This article shares with you a very interesting topic about high concurrency issues in the development of Honor of Kings. I hope it can bring you ideas for solving such problems. Let’s learn together about the analysis of high concurrency issues in the development of Honor of Kings.
"Glory of Kings" is a national-level mobile game with a huge user base and has maintained a high frequency of updates. In this business scenario, bursts have become very frequent. However, business experience is crucial, and the use of CDN is essential. Similarly, there are often scenarios where bandwidth bursts, such as breaking news videos, large-scale live broadcast events, the release of popular movies and TV series, and the release of popular games and other applications. At the same time, due to the rapid upgrade of home bandwidth and mobile networks, the magnitude of burst bandwidth is getting larger and larger, often reaching Tb level, or even 10Tb. How to protect business emergencies quickly and at low cost has become a major challenge for CDN.

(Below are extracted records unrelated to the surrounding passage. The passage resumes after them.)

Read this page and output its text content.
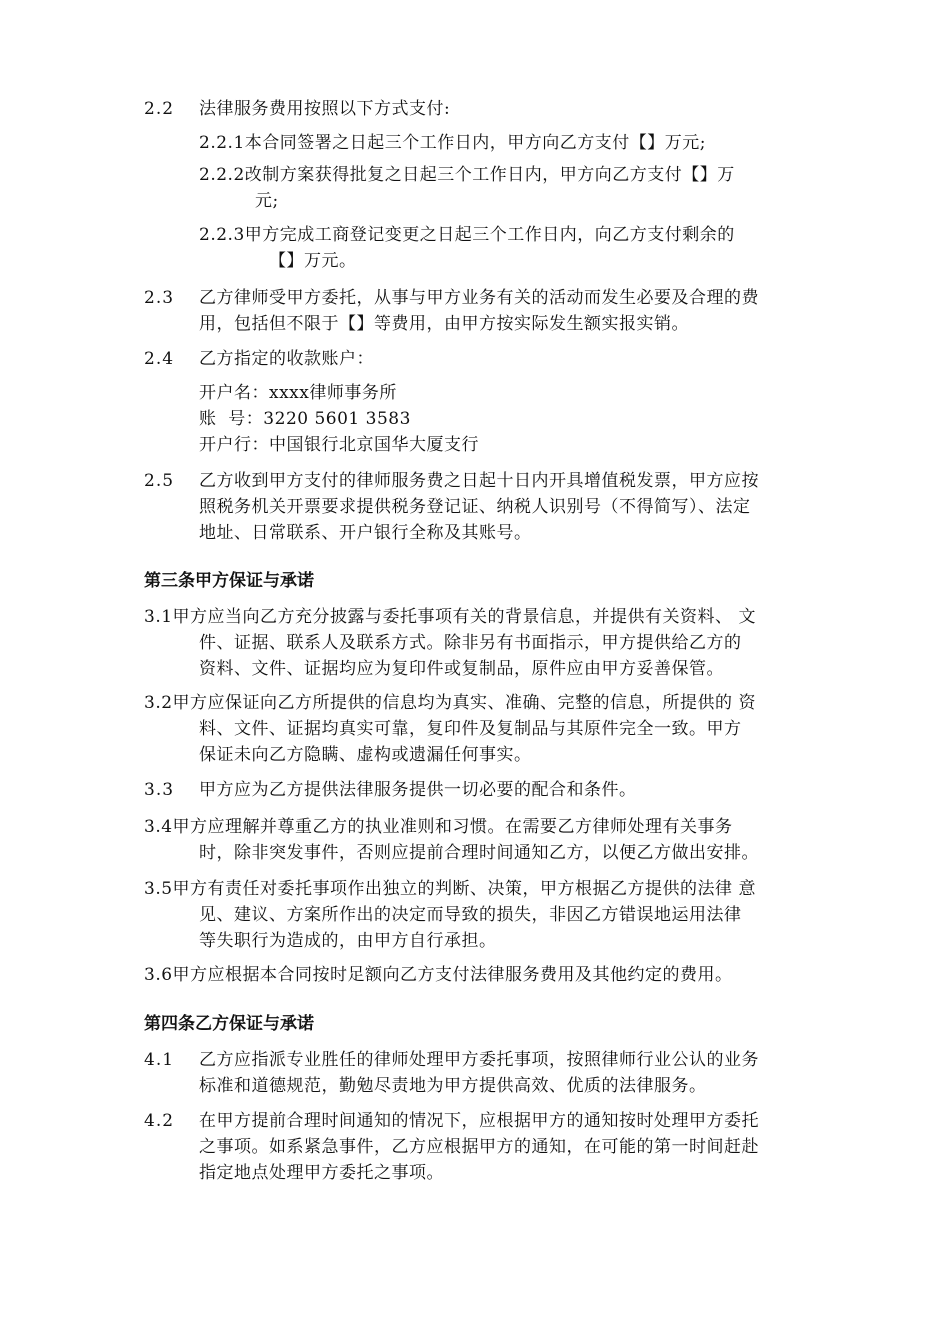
2.2 法律服务费用按照以下方式支付:
2.2.1本合同签署之日起三个工作日内，甲方向乙方支付【】万元;
2.2.2改制方案获得批复之日起三个工作日内，甲方向乙方支付【】万
元;
2.2.3甲方完成工商登记变更之日起三个工作日内，向乙方支付剩余的
【】万元。
2.3 乙方律师受甲方委托，从事与甲方业务有关的活动而发生必要及合理的费
用，包括但不限于【】等费用，由甲方按实际发生额实报实销。
2.4 乙方指定的收款账户：
开户名：xxxx律师事务所
账  号：3220 5601 3583
开户行：中国银行北京国华大厦支行
2.5 乙方收到甲方支付的律师服务费之日起十日内开具增值税发票，甲方应按
照税务机关开票要求提供税务登记证、纳税人识别号（不得简写）、法定
地址、日常联系、开户银行全称及其账号。
第三条甲方保证与承诺
3.1甲方应当向乙方充分披露与委托事项有关的背景信息，并提供有关资料、 文
件、证据、联系人及联系方式。除非另有书面指示，甲方提供给乙方的
资料、文件、证据均应为复印件或复制品，原件应由甲方妥善保管。
3.2甲方应保证向乙方所提供的信息均为真实、准确、完整的信息，所提供的 资
料、文件、证据均真实可靠，复印件及复制品与其原件完全一致。甲方
保证未向乙方隐瞒、虚构或遗漏任何事实。
3.3 甲方应为乙方提供法律服务提供一切必要的配合和条件。
3.4甲方应理解并尊重乙方的执业准则和习惯。在需要乙方律师处理有关事务
时，除非突发事件，否则应提前合理时间通知乙方，以便乙方做出安排。
3.5甲方有责任对委托事项作出独立的判断、决策，甲方根据乙方提供的法律 意
见、建议、方案所作出的决定而导致的损失，非因乙方错误地运用法律
等失职行为造成的，由甲方自行承担。
3.6甲方应根据本合同按时足额向乙方支付法律服务费用及其他约定的费用。
第四条乙方保证与承诺
4.1 乙方应指派专业胜任的律师处理甲方委托事项，按照律师行业公认的业务
标准和道德规范，勤勉尽责地为甲方提供高效、优质的法律服务。
4.2 在甲方提前合理时间通知的情况下，应根据甲方的通知按时处理甲方委托
之事项。如系紧急事件，乙方应根据甲方的通知，在可能的第一时间赶赴
指定地点处理甲方委托之事项。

The most popular mobile game "Honor of Kings" in China has hundreds of millions of users and tens of millions of daily active users. How to ensure business emergencies quickly and at low cost? This article starts from this problem, discusses the corresponding solution to the problem, and summarizes its effects.
Background
In 2007, Tencent’s self-built CDN was launched and connected to its first business, Tencent.com. Up to now, the CDN bandwidth has grown from tens of Gb at the earliest to tens of Tb now. The bandwidth of single services is also getting larger and larger. The constant bandwidth of most services is several hundred Gb, and some burst services have reached 10Tb. The rapid upgrade of the network, the explosive growth of mobile users, and the rise of video services including on-demand and live broadcasts have made business bursts more and more frequent, the burst bandwidth has become higher and higher, and the requirements for CDN have become higher and higher.

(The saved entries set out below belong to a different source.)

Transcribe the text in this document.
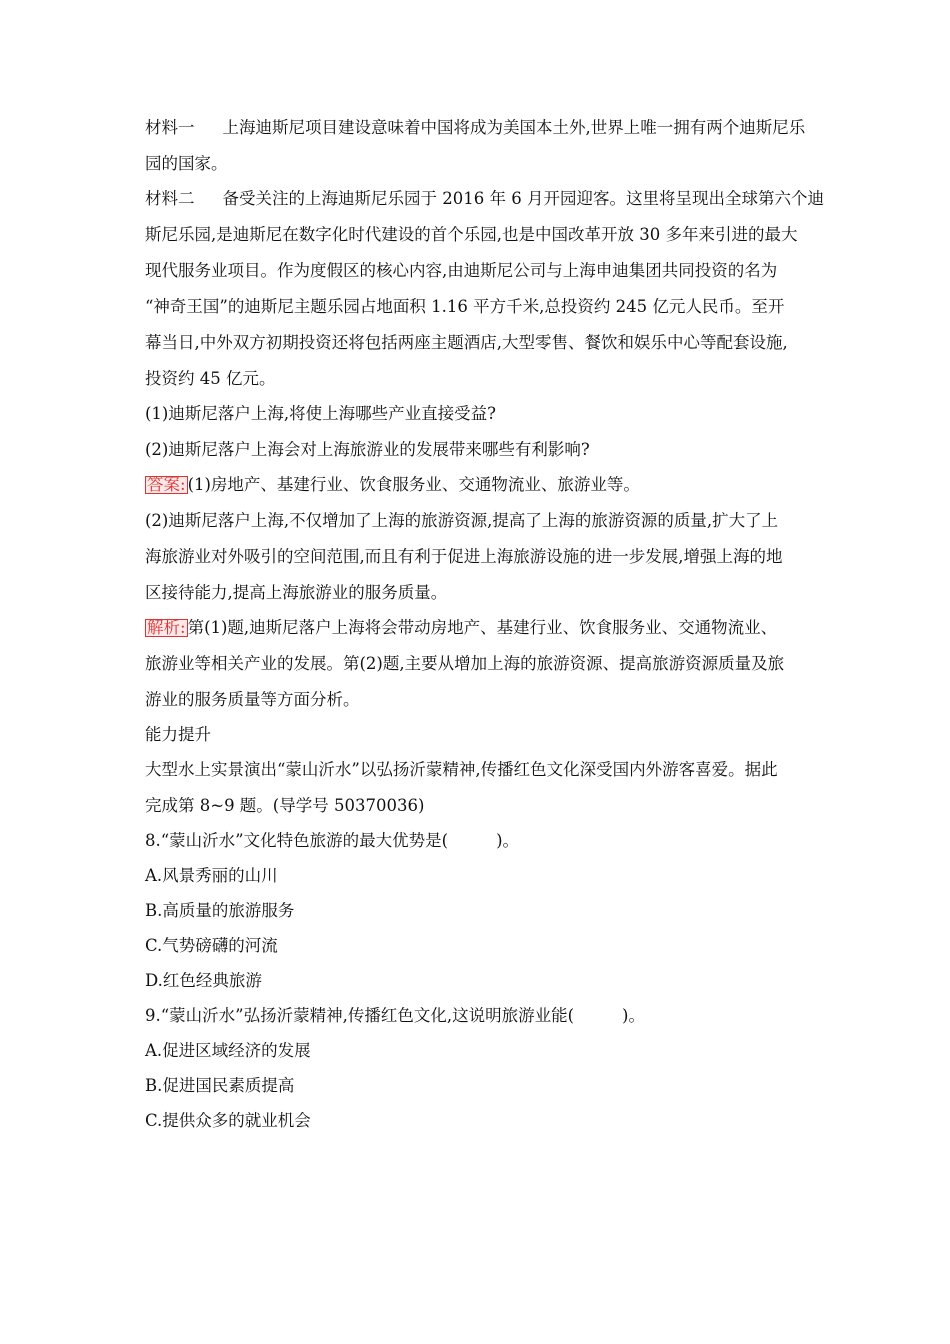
材料一 上海迪斯尼项目建设意味着中国将成为美国本土外,世界上唯一拥有两个迪斯尼乐
园的国家。
材料二 备受关注的上海迪斯尼乐园于 2016 年 6 月开园迎客。这里将呈现出全球第六个迪
斯尼乐园,是迪斯尼在数字化时代建设的首个乐园,也是中国改革开放 30 多年来引进的最大
现代服务业项目。作为度假区的核心内容,由迪斯尼公司与上海申迪集团共同投资的名为
“神奇王国”的迪斯尼主题乐园占地面积 1.16 平方千米,总投资约 245 亿元人民币。至开
幕当日,中外双方初期投资还将包括两座主题酒店,大型零售、餐饮和娱乐中心等配套设施,
投资约 45 亿元。
(1)迪斯尼落户上海,将使上海哪些产业直接受益?
(2)迪斯尼落户上海会对上海旅游业的发展带来哪些有利影响?
答案: (1)房地产、基建行业、饮食服务业、交通物流业、旅游业等。
(2)迪斯尼落户上海,不仅增加了上海的旅游资源,提高了上海的旅游资源的质量,扩大了上
海旅游业对外吸引的空间范围,而且有利于促进上海旅游设施的进一步发展,增强上海的地
区接待能力,提高上海旅游业的服务质量。
解析: 第(1)题,迪斯尼落户上海将会带动房地产、基建行业、饮食服务业、交通物流业、
旅游业等相关产业的发展。第(2)题,主要从增加上海的旅游资源、提高旅游资源质量及旅
游业的服务质量等方面分析。
能力提升
大型水上实景演出“蒙山沂水”以弘扬沂蒙精神,传播红色文化深受国内外游客喜爱。据此
完成第 8~9 题。(导学号 50370036)
8.“蒙山沂水”文化特色旅游的最大优势是(	)。
A.风景秀丽的山川
B.高质量的旅游服务
C.气势磅礴的河流
D.红色经典旅游
9.“蒙山沂水”弘扬沂蒙精神,传播红色文化,这说明旅游业能(	)。
A.促进区域经济的发展
B.促进国民素质提高
C.提供众多的就业机会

Benefiting from the booming development of Tencent's business, the self-built CDN has successively supported Tencent's internal businesses such as game downloads, streaming video acceleration, and Spring Festival red envelopes. In 2014, Tencent opened up the CDN's full capabilities and became a Tencent Cloud CDN product. , in addition to carrying internal business, it has also begun to connect to third-party customers, such as Kuaishou on-demand, Douyu Live, etc. All of the above services have emergency scenarios and strong cost requirements. Tencent CDN has accumulated rich experience in how to protect business emergencies at low cost. Next, we will analyze the challenges and problems, solutions, and effects.
1. Challenges and problems
The following will start with the business characteristics and analyze the current challenges and problems.

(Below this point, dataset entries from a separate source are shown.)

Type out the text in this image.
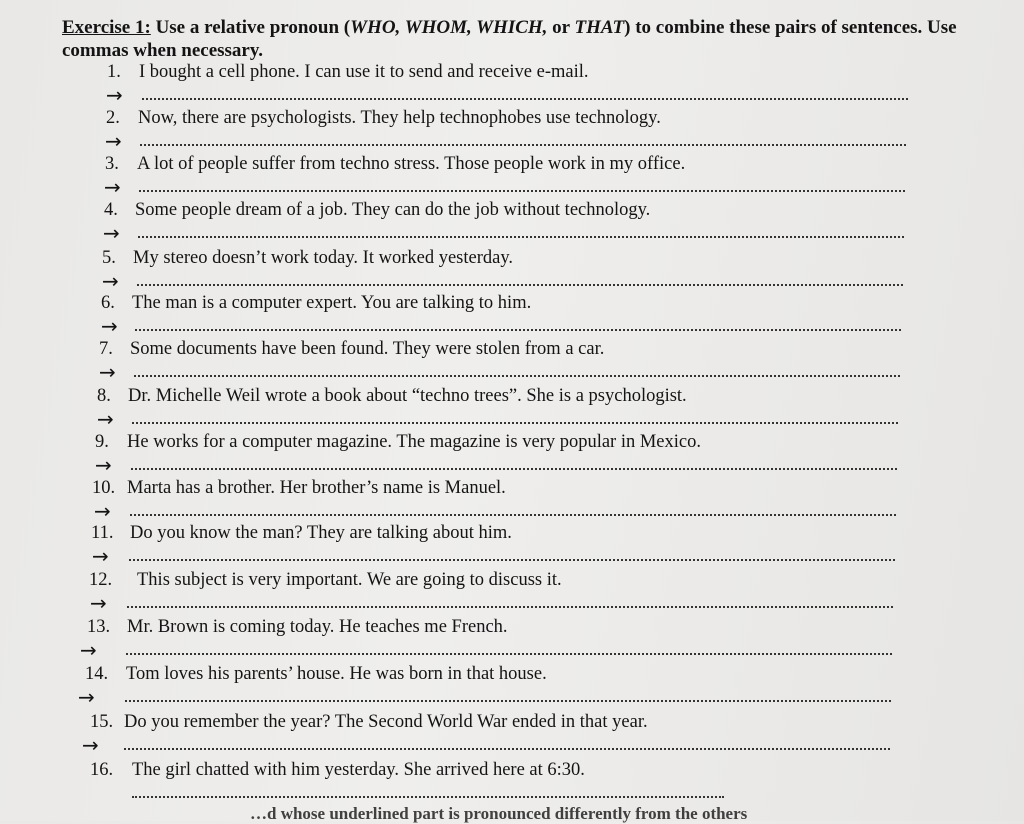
Exercise 1: Use a relative pronoun (WHO, WHOM, WHICH, or THAT) to combine these pairs of sentences. Use commas when necessary.
1. I bought a cell phone. I can use it to send and receive e-mail.
→
2. Now, there are psychologists. They help technophobes use technology.
→
3. A lot of people suffer from techno stress. Those people work in my office.
→
4. Some people dream of a job. They can do the job without technology.
→
5. My stereo doesn’t work today. It worked yesterday.
→
6. The man is a computer expert. You are talking to him.
→
7. Some documents have been found. They were stolen from a car.
→
8. Dr. Michelle Weil wrote a book about “techno trees”. She is a psychologist.
→
9. He works for a computer magazine. The magazine is very popular in Mexico.
→
10. Marta has a brother. Her brother’s name is Manuel.
→
11. Do you know the man? They are talking about him.
→
12. This subject is very important. We are going to discuss it.
→
13. Mr. Brown is coming today. He teaches me French.
→
14. Tom loves his parents’ house. He was born in that house.
→
15. Do you remember the year? The Second World War ended in that year.
→
16. The girl chatted with him yesterday. She arrived here at 6:30.
…d whose underlined part is pronounced differently from the others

1. Business characteristics and challenges
The diverse scenarios of CDN are doomed to be full of challenges for emergencies. Burst services are characterized by large volume, diverse scenarios, and irregularities.
a) Large volume: Most of the burst service bandwidth exceeds Tb, and some even reach 10T;
b) Diversified scenarios: hot dramas and news hot spots on demand; Live broadcasts of games such as LOL/KPL/DOTA2, live sports such as NBA/World Cup, and live broadcasts of variety shows such as concerts; downloads of games such as Honor of Kings in application downloads; red envelope activities, e-commerce promotions, etc. in static web page acceleration;
c) Irregular: Some sudden events are unpredictable and you won’t know until the event is about to start or has already started, such as breaking news.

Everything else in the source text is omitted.